A Eboli, tre studenti di un liceo locale sono stati protagonisti di un episodio culminato in un provvedimento disciplinare che punta alla rieducazione piuttosto che alla semplice sanzione accademica. I giovani sono stati sorpresi dopo aver falsificato i voti e le firme sui propri compiti in classe, approfittando di un momento di assenza dell’insegnante dalla cattedra.
Il piano e la sanzione: lavori socialmente utili in istituto
L’episodio si è consumato con estrema rapidità: una volta terminata la prova, i tre alunni si sono avvicinati alla scrivania del docente e hanno apportato modifiche ai giudizi e apposto firme non autentiche. La dirigenza scolastica, tuttavia, ha optato per una linea ferma ma costruttiva. Nessuna sospensione o voto insufficiente in condotta, bensì l’assegnazione a lavori socialmente utili all’interno del perimetro scolastico.
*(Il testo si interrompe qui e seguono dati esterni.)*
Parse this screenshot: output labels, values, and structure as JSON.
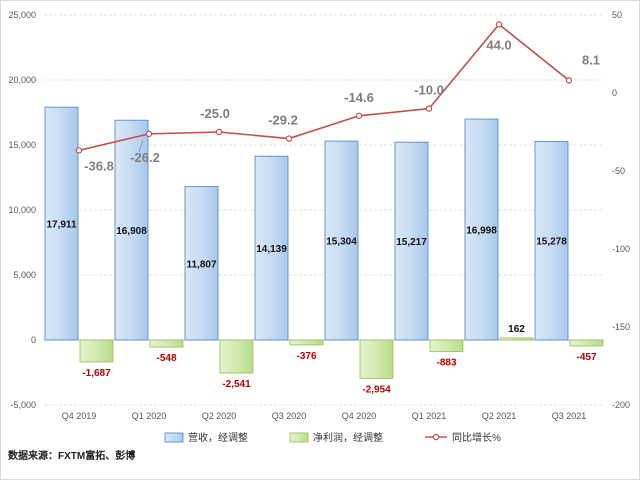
{
  "chart_data": {
    "type": "bar",
    "categories": [
      "Q4 2019",
      "Q1 2020",
      "Q2 2020",
      "Q3 2020",
      "Q4 2020",
      "Q1 2021",
      "Q2 2021",
      "Q3 2021"
    ],
    "series": [
      {
        "name": "营收，经调整",
        "type": "bar",
        "axis": "left",
        "values": [
          17911,
          16908,
          11807,
          14139,
          15304,
          15217,
          16998,
          15278
        ],
        "labels": [
          "17,911",
          "16,908",
          "11,807",
          "14,139",
          "15,304",
          "15,217",
          "16,998",
          "15,278"
        ],
        "color": "#bdd7ee"
      },
      {
        "name": "净利润，经调整",
        "type": "bar",
        "axis": "left",
        "values": [
          -1687,
          -548,
          -2541,
          -376,
          -2954,
          -883,
          162,
          -457
        ],
        "labels": [
          "-1,687",
          "-548",
          "-2,541",
          "-376",
          "-2,954",
          "-883",
          "162",
          "-457"
        ],
        "color": "#c5e0a5"
      },
      {
        "name": "同比增长%",
        "type": "line",
        "axis": "right",
        "values": [
          -36.8,
          -26.2,
          -25.0,
          -29.2,
          -14.6,
          -10.0,
          44.0,
          8.1
        ],
        "labels": [
          "-36.8",
          "-26.2",
          "-25.0",
          "-29.2",
          "-14.6",
          "-10.0",
          "44.0",
          "8.1"
        ],
        "color": "#c0504d"
      }
    ],
    "y_left": {
      "min": -5000,
      "max": 25000,
      "ticks": [
        "-5,000",
        "0",
        "5,000",
        "10,000",
        "15,000",
        "20,000",
        "25,000"
      ]
    },
    "y_right": {
      "min": -200,
      "max": 50,
      "ticks": [
        "-200",
        "-150",
        "-100",
        "-50",
        "0",
        "50"
      ]
    },
    "grid": true,
    "legend_position": "bottom"
  },
  "source_note": "数据来源：FXTM富拓、彭博"
}
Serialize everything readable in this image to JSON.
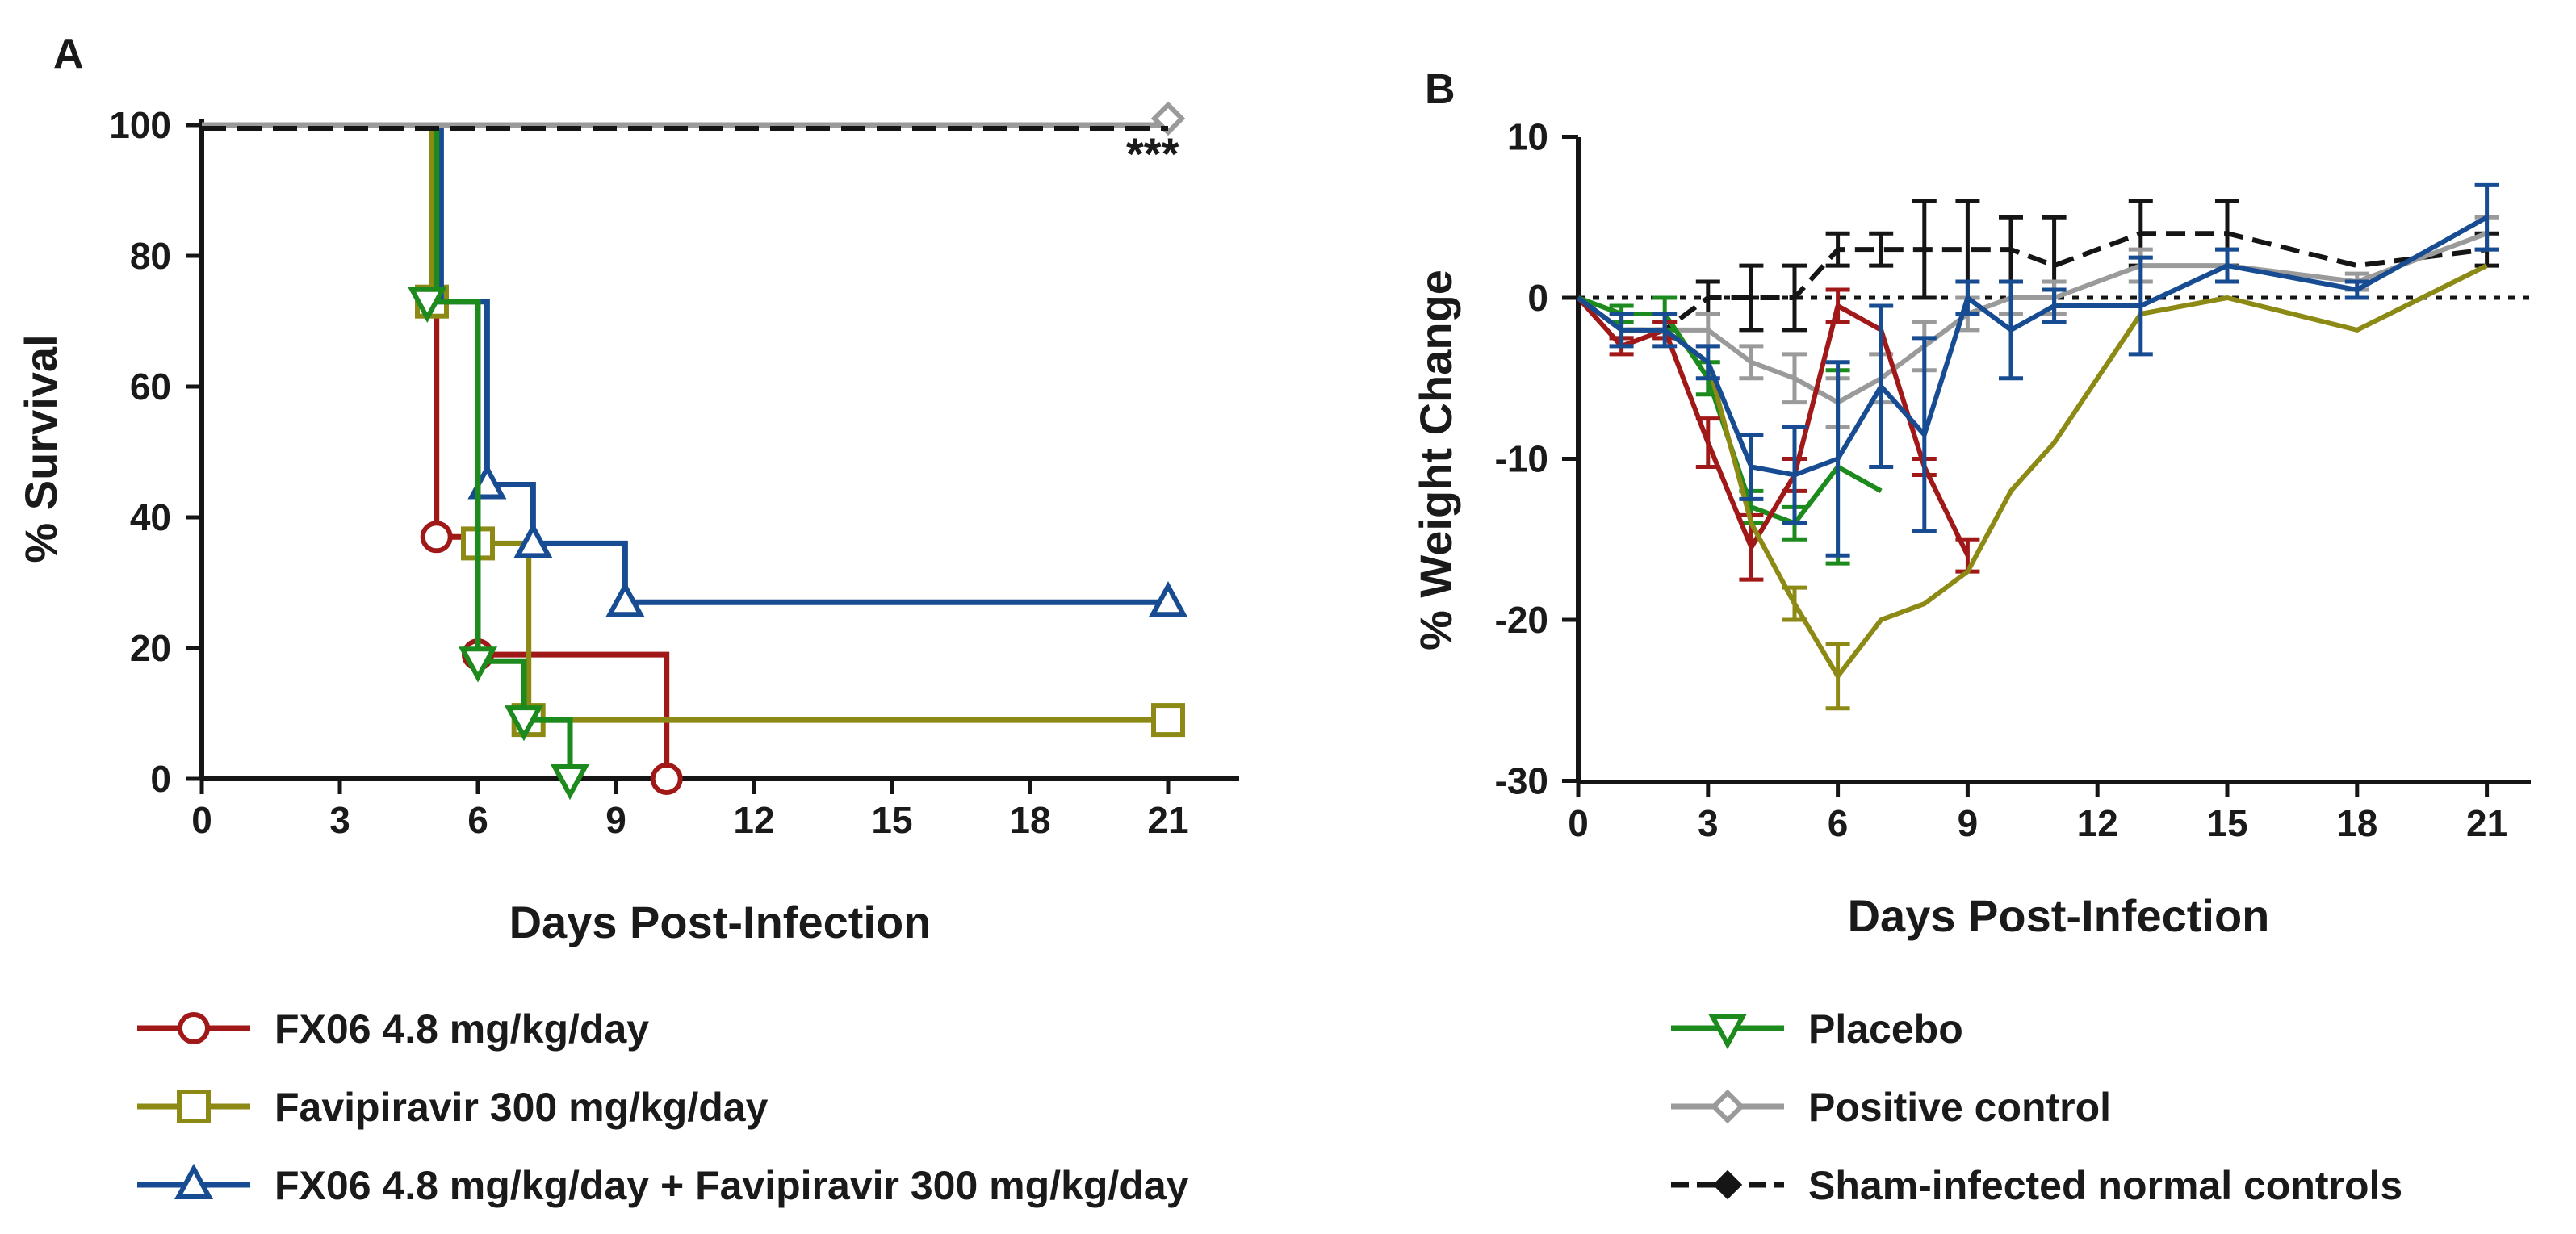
{
  "colors": {
    "fx06": "#a01818",
    "favipiravir": "#8c8a14",
    "combo": "#184c92",
    "placebo": "#1d8a1d",
    "positive": "#9a9a9a",
    "sham": "#151515",
    "axis": "#151515"
  },
  "legend": {
    "fx06": "FX06 4.8 mg/kg/day",
    "favipiravir": "Favipiravir 300 mg/kg/day",
    "combo": "FX06 4.8 mg/kg/day + Favipiravir 300 mg/kg/day",
    "placebo": "Placebo",
    "positive": "Positive control",
    "sham": "Sham-infected normal controls"
  },
  "chart_data": [
    {
      "panel": "A",
      "type": "line",
      "subtype": "kaplan-meier",
      "xlabel": "Days Post-Infection",
      "ylabel": "% Survival",
      "xlim": [
        0,
        21.5
      ],
      "ylim": [
        0,
        100
      ],
      "xticks": [
        "0",
        "3",
        "6",
        "9",
        "12",
        "15",
        "18",
        "21"
      ],
      "yticks": [
        "0",
        "20",
        "40",
        "60",
        "80",
        "100"
      ],
      "annotation": "***",
      "series": [
        {
          "key": "fx06",
          "name": "FX06 4.8 mg/kg/day",
          "marker": "circle",
          "steps": [
            [
              0,
              100
            ],
            [
              5.1,
              100
            ],
            [
              5.1,
              37
            ],
            [
              6,
              37
            ],
            [
              6,
              19
            ],
            [
              10.1,
              19
            ],
            [
              10.1,
              0
            ]
          ],
          "markers": [
            [
              5.1,
              37
            ],
            [
              6,
              19
            ],
            [
              10.1,
              0
            ]
          ]
        },
        {
          "key": "favipiravir",
          "name": "Favipiravir 300 mg/kg/day",
          "marker": "square",
          "steps": [
            [
              0,
              100
            ],
            [
              5,
              100
            ],
            [
              5,
              73
            ],
            [
              6,
              73
            ],
            [
              6,
              36
            ],
            [
              7.1,
              36
            ],
            [
              7.1,
              9
            ],
            [
              21,
              9
            ]
          ],
          "markers": [
            [
              5,
              73
            ],
            [
              6,
              36
            ],
            [
              7.1,
              9
            ],
            [
              21,
              9
            ]
          ]
        },
        {
          "key": "combo",
          "name": "FX06 4.8 mg/kg/day + Favipiravir 300 mg/kg/day",
          "marker": "triangle-up",
          "steps": [
            [
              0,
              100
            ],
            [
              5.2,
              100
            ],
            [
              5.2,
              73
            ],
            [
              6.2,
              73
            ],
            [
              6.2,
              45
            ],
            [
              7.2,
              45
            ],
            [
              7.2,
              36
            ],
            [
              9.2,
              36
            ],
            [
              9.2,
              27
            ],
            [
              21,
              27
            ]
          ],
          "markers": [
            [
              6.2,
              45
            ],
            [
              7.2,
              36
            ],
            [
              9.2,
              27
            ],
            [
              21,
              27
            ]
          ]
        },
        {
          "key": "placebo",
          "name": "Placebo",
          "marker": "triangle-down",
          "steps": [
            [
              0,
              100
            ],
            [
              5.1,
              100
            ],
            [
              5.1,
              73
            ],
            [
              6,
              73
            ],
            [
              6,
              18
            ],
            [
              7,
              18
            ],
            [
              7,
              9
            ],
            [
              8,
              9
            ],
            [
              8,
              0
            ]
          ],
          "markers": [
            [
              4.9,
              73
            ],
            [
              6,
              18
            ],
            [
              7,
              9
            ],
            [
              8,
              0
            ]
          ]
        },
        {
          "key": "positive",
          "name": "Positive control",
          "marker": "diamond",
          "steps": [
            [
              0,
              100
            ],
            [
              21,
              100
            ]
          ],
          "markers": [
            [
              21,
              101
            ]
          ]
        },
        {
          "key": "sham",
          "name": "Sham-infected normal controls",
          "marker": "filled-diamond",
          "dashed": true,
          "steps": [
            [
              0,
              99.5
            ],
            [
              21,
              99.5
            ]
          ],
          "markers": []
        }
      ]
    },
    {
      "panel": "B",
      "type": "line",
      "xlabel": "Days Post-Infection",
      "ylabel": "% Weight Change",
      "xlim": [
        0,
        21.5
      ],
      "ylim": [
        -30,
        10
      ],
      "xticks": [
        "0",
        "3",
        "6",
        "9",
        "12",
        "15",
        "18",
        "21"
      ],
      "yticks": [
        "-30",
        "-20",
        "-10",
        "0",
        "10"
      ],
      "series": [
        {
          "key": "sham",
          "name": "Sham-infected normal controls",
          "dashed": true,
          "x": [
            0,
            1,
            2,
            3,
            4,
            5,
            6,
            7,
            8,
            9,
            10,
            11,
            13,
            15,
            18,
            21
          ],
          "y": [
            0,
            -2,
            -2,
            0,
            0,
            0,
            3,
            3,
            3,
            3,
            3,
            2,
            4,
            4,
            2,
            3
          ],
          "err": [
            0,
            0,
            0,
            1,
            2,
            2,
            1,
            1,
            3,
            3,
            2,
            3,
            2,
            2,
            0,
            1
          ]
        },
        {
          "key": "positive",
          "name": "Positive control",
          "x": [
            0,
            1,
            2,
            3,
            4,
            5,
            6,
            7,
            8,
            9,
            10,
            11,
            13,
            15,
            18,
            21
          ],
          "y": [
            0,
            -2,
            -2,
            -2,
            -4,
            -5,
            -6.5,
            -5,
            -3,
            -1,
            0,
            0,
            2,
            2,
            1,
            4
          ],
          "err": [
            0,
            0.5,
            0.5,
            1,
            1,
            1.5,
            1.5,
            1.5,
            1.5,
            1,
            1,
            1,
            1,
            1,
            0.5,
            1
          ]
        },
        {
          "key": "placebo",
          "name": "Placebo",
          "x": [
            0,
            1,
            2,
            3,
            4,
            5,
            6,
            7
          ],
          "y": [
            0,
            -1,
            -1,
            -5,
            -13,
            -14,
            -10.5,
            -12
          ],
          "err": [
            0,
            0.5,
            1,
            1,
            1,
            1,
            6,
            0
          ]
        },
        {
          "key": "fx06",
          "name": "FX06 4.8 mg/kg/day",
          "x": [
            0,
            1,
            2,
            3,
            4,
            5,
            6,
            7,
            8,
            9
          ],
          "y": [
            0,
            -3,
            -2,
            -9,
            -15.5,
            -11,
            -0.5,
            -2,
            -10.5,
            -16
          ],
          "err": [
            0,
            0.5,
            0.5,
            1.5,
            2,
            1,
            1,
            0,
            0.5,
            1
          ]
        },
        {
          "key": "favipiravir",
          "name": "Favipiravir 300 mg/kg/day",
          "x": [
            0,
            1,
            2,
            3,
            4,
            5,
            6,
            7,
            8,
            9,
            10,
            11,
            13,
            15,
            18,
            21
          ],
          "y": [
            0,
            -2,
            -2,
            -4,
            -14,
            -19,
            -23.5,
            -20,
            -19,
            -17,
            -12,
            -9,
            -1,
            0,
            -2,
            2
          ],
          "err": [
            0,
            0,
            0,
            0,
            0,
            1,
            2,
            0,
            0,
            0,
            0,
            0,
            0,
            0,
            0,
            0
          ]
        },
        {
          "key": "combo",
          "name": "FX06 4.8 mg/kg/day + Favipiravir 300 mg/kg/day",
          "x": [
            0,
            1,
            2,
            3,
            4,
            5,
            6,
            7,
            8,
            9,
            10,
            11,
            13,
            15,
            18,
            21
          ],
          "y": [
            0,
            -2,
            -2,
            -4,
            -10.5,
            -11,
            -10,
            -5.5,
            -8.5,
            0,
            -2,
            -0.5,
            -0.5,
            2,
            0.5,
            5
          ],
          "err": [
            0,
            1,
            1,
            1,
            2,
            3,
            6,
            5,
            6,
            1,
            3,
            1,
            3,
            1,
            0.5,
            2
          ]
        }
      ]
    }
  ]
}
I ragazzi saranno impegnati nella pulizia del cortile, nella rimozione di erbacce, rifiuti e mozziconi di sigarette, oltre alla cura delle aiuole, seguendo scrupolosamente le direttive della preside. Un’attività che si svolgerà sotto lo sguardo dell’intera comunità studentesca, con l’obiettivo di restituire valore al rispetto delle regole e del bene comune.
Un modello educativo contro la cultura dell’impunità
In un contesto scolastico spesso segnato da tensioni, la scelta del liceo ebolitano di trasformare l’errore in un’occasione di servizio per la collettività è stata accolta come una soluzione saggia.
Scuola sotto i riflettori
La scuola ebolitana era già finita sotto i riflettori nei giorni scorsi per un episodio di bullismo che aveva visto protagonista una ragazzina con disabilità, frequentante una scuola media.